Are there any things your wanted to get on the air this year that you couldn’t?
There was a bit where I wanted to jump out of a manhole on the street in like a prison uniform and handcuffs and run out and be like. “I’m free! I’m free!” But we were like, Okay, I don’t want to get shot. We contacted the city and they were like, “There’s toxic gases in the sewer you need special hazmat suits for.” We wanted a bit with Andrew “Dice” Clay called Andrew “Nice” Clay. And we got Andrew “Dice” Clay and then we lost him for some reason. I think he had like emergency eye surgery or something weird where he had to leave town immediately. The bit was he’s Andrew “Nice” Clay and he’s a feminist and he just spouts out feminist theory and stuff like that. “There was an old lady who lived in a shoe. She didn’t have any kids because abortion is a personal choice, not a state matter…Oh!

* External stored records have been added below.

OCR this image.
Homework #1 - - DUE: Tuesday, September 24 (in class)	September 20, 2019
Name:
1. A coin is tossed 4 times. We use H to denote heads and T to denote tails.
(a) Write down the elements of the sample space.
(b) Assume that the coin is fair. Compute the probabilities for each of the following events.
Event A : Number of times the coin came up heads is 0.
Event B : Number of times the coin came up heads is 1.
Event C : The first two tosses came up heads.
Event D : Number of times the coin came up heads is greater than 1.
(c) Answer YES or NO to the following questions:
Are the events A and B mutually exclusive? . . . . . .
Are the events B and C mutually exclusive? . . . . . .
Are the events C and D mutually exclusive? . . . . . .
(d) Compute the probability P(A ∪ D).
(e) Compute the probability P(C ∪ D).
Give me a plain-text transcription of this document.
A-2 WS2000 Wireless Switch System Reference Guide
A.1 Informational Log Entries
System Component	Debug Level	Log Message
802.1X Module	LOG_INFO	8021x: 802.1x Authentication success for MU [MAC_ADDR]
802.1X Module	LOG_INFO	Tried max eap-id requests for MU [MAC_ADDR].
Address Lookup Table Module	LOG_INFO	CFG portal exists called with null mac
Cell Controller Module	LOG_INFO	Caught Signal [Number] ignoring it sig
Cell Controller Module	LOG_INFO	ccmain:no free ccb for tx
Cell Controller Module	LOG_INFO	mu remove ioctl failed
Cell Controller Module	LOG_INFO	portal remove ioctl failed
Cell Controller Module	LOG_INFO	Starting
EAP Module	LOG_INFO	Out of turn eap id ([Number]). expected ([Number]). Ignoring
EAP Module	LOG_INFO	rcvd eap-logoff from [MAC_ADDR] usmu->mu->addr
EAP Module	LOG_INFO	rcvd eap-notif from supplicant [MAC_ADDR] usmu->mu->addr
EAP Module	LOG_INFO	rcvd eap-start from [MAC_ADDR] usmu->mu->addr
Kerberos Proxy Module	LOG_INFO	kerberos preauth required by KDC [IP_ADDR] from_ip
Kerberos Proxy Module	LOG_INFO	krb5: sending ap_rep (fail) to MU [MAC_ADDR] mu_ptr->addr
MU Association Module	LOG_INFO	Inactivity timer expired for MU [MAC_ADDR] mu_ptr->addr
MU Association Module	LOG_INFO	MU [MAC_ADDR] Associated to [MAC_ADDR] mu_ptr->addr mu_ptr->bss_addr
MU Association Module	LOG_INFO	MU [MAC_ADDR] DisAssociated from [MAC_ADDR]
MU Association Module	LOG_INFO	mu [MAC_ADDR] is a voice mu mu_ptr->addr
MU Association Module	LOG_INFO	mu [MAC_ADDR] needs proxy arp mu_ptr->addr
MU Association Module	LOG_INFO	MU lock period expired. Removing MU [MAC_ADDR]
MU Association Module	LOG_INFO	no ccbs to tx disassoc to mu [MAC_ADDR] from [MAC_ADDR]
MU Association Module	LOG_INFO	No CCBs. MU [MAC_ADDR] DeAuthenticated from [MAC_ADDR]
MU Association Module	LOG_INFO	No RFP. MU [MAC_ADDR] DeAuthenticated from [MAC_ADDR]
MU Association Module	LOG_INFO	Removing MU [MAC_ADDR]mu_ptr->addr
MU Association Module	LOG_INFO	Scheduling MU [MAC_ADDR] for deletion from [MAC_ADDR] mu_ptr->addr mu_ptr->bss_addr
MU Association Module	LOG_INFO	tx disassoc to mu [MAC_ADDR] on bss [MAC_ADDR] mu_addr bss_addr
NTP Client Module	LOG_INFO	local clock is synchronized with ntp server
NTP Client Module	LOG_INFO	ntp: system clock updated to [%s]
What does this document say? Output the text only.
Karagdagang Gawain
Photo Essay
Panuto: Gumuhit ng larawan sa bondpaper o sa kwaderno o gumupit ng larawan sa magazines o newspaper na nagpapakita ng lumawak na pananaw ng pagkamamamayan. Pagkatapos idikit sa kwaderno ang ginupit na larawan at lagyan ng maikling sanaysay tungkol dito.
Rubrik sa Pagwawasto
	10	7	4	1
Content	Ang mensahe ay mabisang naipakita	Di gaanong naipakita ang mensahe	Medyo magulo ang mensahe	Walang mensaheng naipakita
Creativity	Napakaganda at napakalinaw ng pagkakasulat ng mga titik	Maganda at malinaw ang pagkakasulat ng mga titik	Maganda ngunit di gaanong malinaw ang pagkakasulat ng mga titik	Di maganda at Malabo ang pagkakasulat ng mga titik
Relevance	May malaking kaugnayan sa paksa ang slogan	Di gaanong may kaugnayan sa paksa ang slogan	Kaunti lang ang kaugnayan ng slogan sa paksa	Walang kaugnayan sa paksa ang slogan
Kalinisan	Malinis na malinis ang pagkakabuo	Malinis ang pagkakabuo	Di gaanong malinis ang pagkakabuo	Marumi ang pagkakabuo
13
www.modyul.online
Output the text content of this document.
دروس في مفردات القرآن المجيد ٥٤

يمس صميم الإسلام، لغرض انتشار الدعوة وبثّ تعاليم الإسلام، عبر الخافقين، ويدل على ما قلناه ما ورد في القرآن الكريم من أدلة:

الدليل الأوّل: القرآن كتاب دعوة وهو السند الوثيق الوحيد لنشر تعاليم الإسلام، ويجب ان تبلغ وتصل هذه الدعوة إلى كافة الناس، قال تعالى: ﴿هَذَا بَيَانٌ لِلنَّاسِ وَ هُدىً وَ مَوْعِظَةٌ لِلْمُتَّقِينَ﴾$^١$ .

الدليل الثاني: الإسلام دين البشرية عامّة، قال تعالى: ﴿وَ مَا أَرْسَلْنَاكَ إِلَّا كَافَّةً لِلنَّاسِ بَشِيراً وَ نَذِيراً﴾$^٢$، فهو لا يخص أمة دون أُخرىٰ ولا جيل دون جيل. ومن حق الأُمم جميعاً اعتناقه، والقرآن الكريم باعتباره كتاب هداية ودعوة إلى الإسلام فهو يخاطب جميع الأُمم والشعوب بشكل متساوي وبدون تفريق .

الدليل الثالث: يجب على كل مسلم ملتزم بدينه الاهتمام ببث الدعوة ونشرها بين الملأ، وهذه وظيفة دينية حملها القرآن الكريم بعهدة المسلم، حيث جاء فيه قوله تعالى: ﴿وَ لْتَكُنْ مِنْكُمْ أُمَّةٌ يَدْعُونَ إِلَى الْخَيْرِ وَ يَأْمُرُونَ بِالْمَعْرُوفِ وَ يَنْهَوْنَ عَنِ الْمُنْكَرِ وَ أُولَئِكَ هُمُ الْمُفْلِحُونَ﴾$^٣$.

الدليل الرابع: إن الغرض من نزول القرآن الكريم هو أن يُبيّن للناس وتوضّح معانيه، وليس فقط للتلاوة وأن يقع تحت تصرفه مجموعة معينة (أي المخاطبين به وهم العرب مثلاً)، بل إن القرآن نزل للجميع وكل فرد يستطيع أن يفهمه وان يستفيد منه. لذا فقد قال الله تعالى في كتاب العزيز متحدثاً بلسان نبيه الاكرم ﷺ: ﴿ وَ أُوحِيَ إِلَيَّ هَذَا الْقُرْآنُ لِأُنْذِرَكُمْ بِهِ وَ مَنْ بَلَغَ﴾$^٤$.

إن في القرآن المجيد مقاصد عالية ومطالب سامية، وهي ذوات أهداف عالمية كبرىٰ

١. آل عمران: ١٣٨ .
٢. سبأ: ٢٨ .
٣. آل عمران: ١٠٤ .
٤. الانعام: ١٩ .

Who were the drummers in the noise-rock bit in the last episode?
Oh, that was Spencer Seim from Hella. He’s actually the guitar player from Hella. We were actually going to have Zach Hill and Spencer since they both play drums, the two guys from Hella, to play the Siamese drum set — this conjoined drum set that we made. But Zach was on tour with Death Grips so he couldn’t do it. We got Pete Newsom, who is super awesome, too. That was like my favorite bit. My dream was to make that pyramid of practice amps and that bouquet of microphones that I had invented a long time ago but I just didn’t have money to make it. I’ve never had an art department at my disposal and that was like the first thing I asked the art department to make. I didn’t have a bit, I was just like, “Uh, I don’t know? I’m just going to scream into it.”